A horse will gain many benefits by being on a steady trimming schedule. The first and foremost thing one needs to understand when learning how to trim horse hooves is this gives horse owners the opportunity to clean and examine the hoof for thrush, grass founder, quarter cracks and stone bruises so treatment can be implemented as soon as possible in order to prevent further injury or deterioration to the hoof.

The prime goal in when learning how to trim horse hooves is always safety; safety for the horse and safety to you. The first consideration you must evaluate when learning how to trim horse hooves is your own knowledge of a horse’s hoof and how to trim on the proper angles and degrees.  If you are confident in your knowledge, then having another person present to hold the horse is always best. Always watch for pawing when trimming a non-receptive horse and when you are trimming the back feet avoid situations where the horse can pull his foot away and kick out resulting in injury to you, the horse or both. If you are not confident, don't try it. Call your farrier to do it for you.

Steps to follow when trimming the hoof:

  1. Use the hoof pick to clean the hoof. Clean out the dirt and debris from around the frog, which is the softer middle part of the hoof, and off of the sole of the hoof to give a clear view of the overall condition of the hoof. Chaps makes it possible to hold the hoof between your knees. This allows the use of both hands.
  2. Inspect the hoof for any injury or infection, and for dead tissue still clinging to the frog.
  3. If no injury or infection is found use the hoof knife to cut away dead tissue on the frog but avoid cutting into live tissue.
  4. Use the nippers to cut away the excess hoof wall on the outside edge of the hoof. Avoid cutting to far into the hoof quarter at the heel. Start at the heel. Use about half the length of the nipper blade as a measurement for how much of the hoof wall to remove. Cut in a straight line upwards toward the toe, round the toe and then continue cutting downward in a straight line toward the heel. Avoid cutting into the quick of the hoof.
  5. Place the hoof on your leg and use the rasp to remove burrs and sharp edges. A large wooden block is very helpful in this part of the process because it supports the horse's foot and allows for easier rasping. Another option would be the trimming stock.

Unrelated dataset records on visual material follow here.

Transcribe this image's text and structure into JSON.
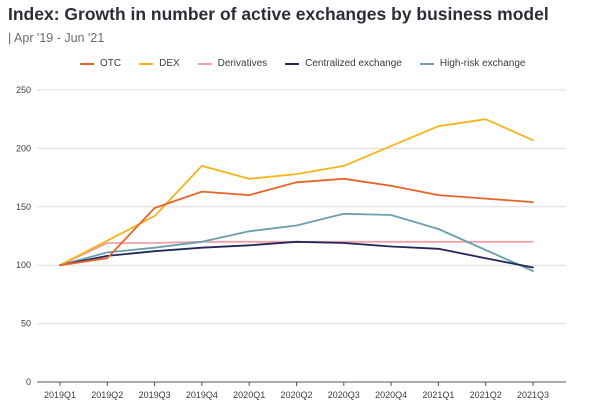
{
  "title": "Index: Growth in number of active exchanges by business model",
  "subtitle": "| Apr '19 - Jun '21",
  "chart_data": {
    "type": "line",
    "title": "Index: Growth in number of active exchanges by business model",
    "subtitle": "| Apr '19 - Jun '21",
    "xlabel": "",
    "ylabel": "",
    "ylim": [
      0,
      250
    ],
    "yticks": [
      0,
      50,
      100,
      150,
      200,
      250
    ],
    "grid": "horizontal",
    "legend_position": "top",
    "categories": [
      "2019Q1",
      "2019Q2",
      "2019Q3",
      "2019Q4",
      "2020Q1",
      "2020Q2",
      "2020Q3",
      "2020Q4",
      "2021Q1",
      "2021Q2",
      "2021Q3"
    ],
    "series": [
      {
        "name": "OTC",
        "color": "#e8642a",
        "values": [
          100,
          106,
          149,
          163,
          160,
          171,
          174,
          168,
          160,
          157,
          154
        ]
      },
      {
        "name": "DEX",
        "color": "#f4b41a",
        "values": [
          100,
          121,
          142,
          185,
          174,
          178,
          185,
          202,
          219,
          225,
          207
        ]
      },
      {
        "name": "Derivatives",
        "color": "#f0a0a8",
        "values": [
          100,
          119,
          119,
          120,
          120,
          120,
          120,
          120,
          120,
          120,
          120
        ]
      },
      {
        "name": "Centralized exchange",
        "color": "#24275a",
        "values": [
          100,
          108,
          112,
          115,
          117,
          120,
          119,
          116,
          114,
          106,
          98
        ]
      },
      {
        "name": "High-risk exchange",
        "color": "#6a9fb0",
        "values": [
          100,
          111,
          115,
          120,
          129,
          134,
          144,
          143,
          131,
          113,
          95
        ]
      }
    ]
  }
}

A good trimming schedule for pastured horses is every ninety days. Because horses were originally desert animals, it is a natural process for horses to wear down their own hooves to some degree if they are free to roam the pastures. But in many areas of the United States they are not in a desert environment. They live on farms and ranches with lush, green grass and soft grounds so the amount of wear to the hoof through roaming is decreased.

Horses that are stalled, however, are much more prone to infection. This is another key factor to consider when learning how to trim horse hooves. They live in close quarters with other horses and walk in their own urine and feces regardless of how well stalls are cleaned. A schedule of every thirty days for these horses is best in order to ensure the healthiest hoof for the horse.